You might recall watching movies of cells dividing in high school biology class, complete with chromosomes being pulled around. Those chromosomes were being pulled apart towards the poles of the dividing cell using a special DNA sequence called a centromere. This sequence allows the cell’s machinery to grasp the chromosome and move it around. Every chromosome needs a centromere, or the cell won’t be able to pull it during cell division.
This observation makes a prediction: if indeed human chromosome 2 is the result of a fusion between two smaller chromosomes, it would have had two centromeres immediately after the fusion event. One of the centromeres would likely be rendered non-functional through mutation soon after, since two are redundant. Human chromosome 2 has only one active centromere, which lines up with the centromere of the smaller of the two chimpanzee chromosomes. When the genome project sequenced human chromosome 2, they found the mutated remains of a second centromere in precisely the spot one would predict it to be if in fact these chromosomes are modified copies of each other:
As an aside, we also now know that this fusion event predates the origin of our species, since the chromosome 2 fusion is present in the Denisovan hominids, a species more closely related to us than chimpanzees. This indicates that the fusion event is a “typo” shared between us and other closely related species. Recent work has also documented the events that shaped this region of our genome in exhaustive detail for those who desire more information.

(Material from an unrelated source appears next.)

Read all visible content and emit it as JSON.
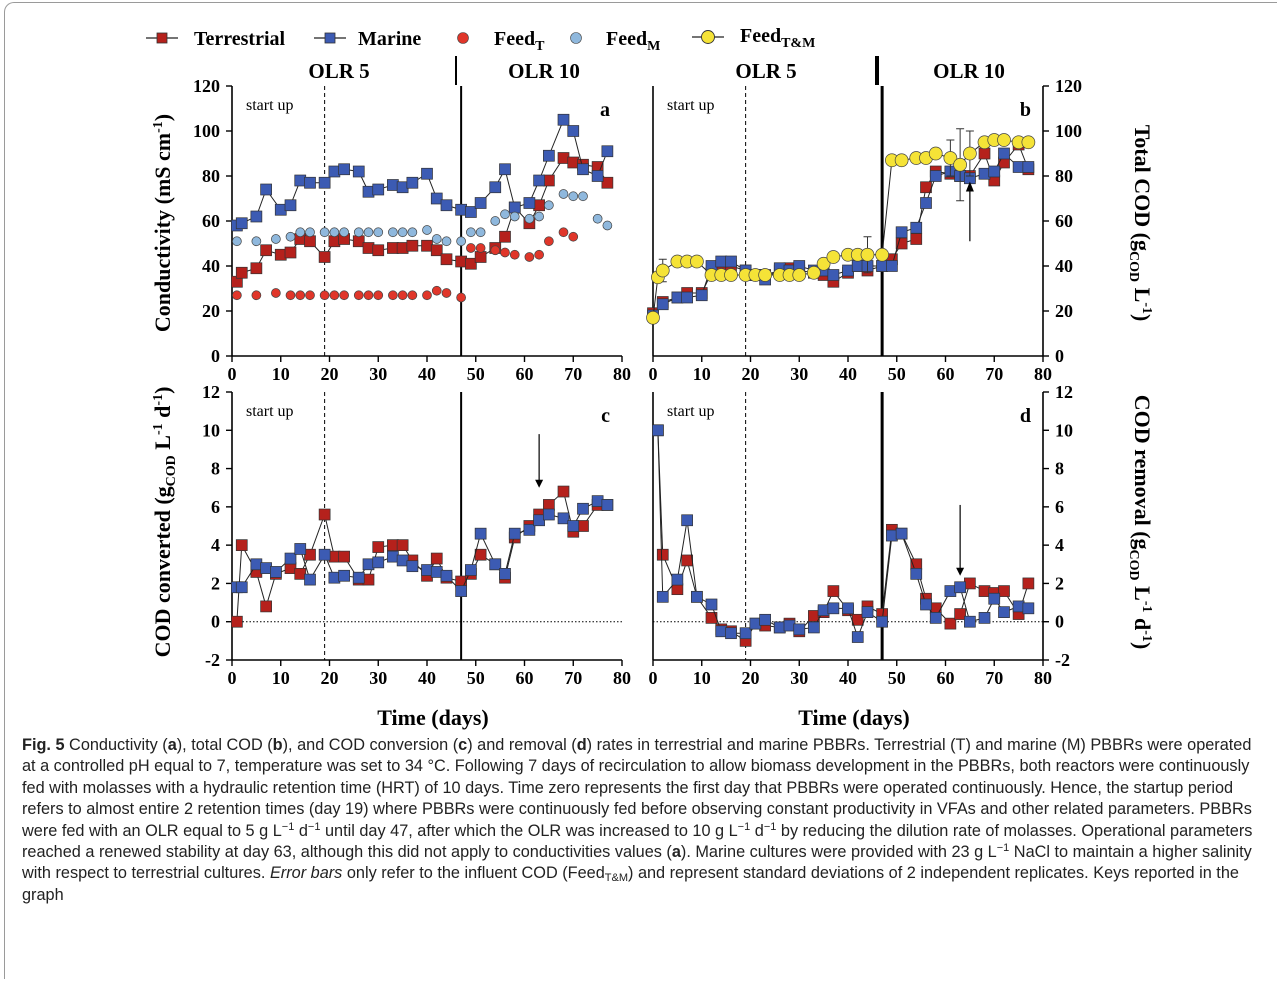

Taken together, what we observe when comparing the overall structure of the human genome to other primates is that (a) our genomes do indeed have the features one would predict them to have if they are copies of a shared ancestral genome, and (b) the differences we do observe are easily accounted for by well-known mechanisms. These observations strongly support the hypothesis that our species arose through an evolutionary process.
In tomorrow’s post, we’ll delve past the “chapter” level of genome organization to see if the detailed sequence data of individual genes also supports this hypothesis.
Yunis, J.J. and O. Prakash. 1982. The origin of man: a chromosomal pictorial legacy. Science 215: 1525-1530.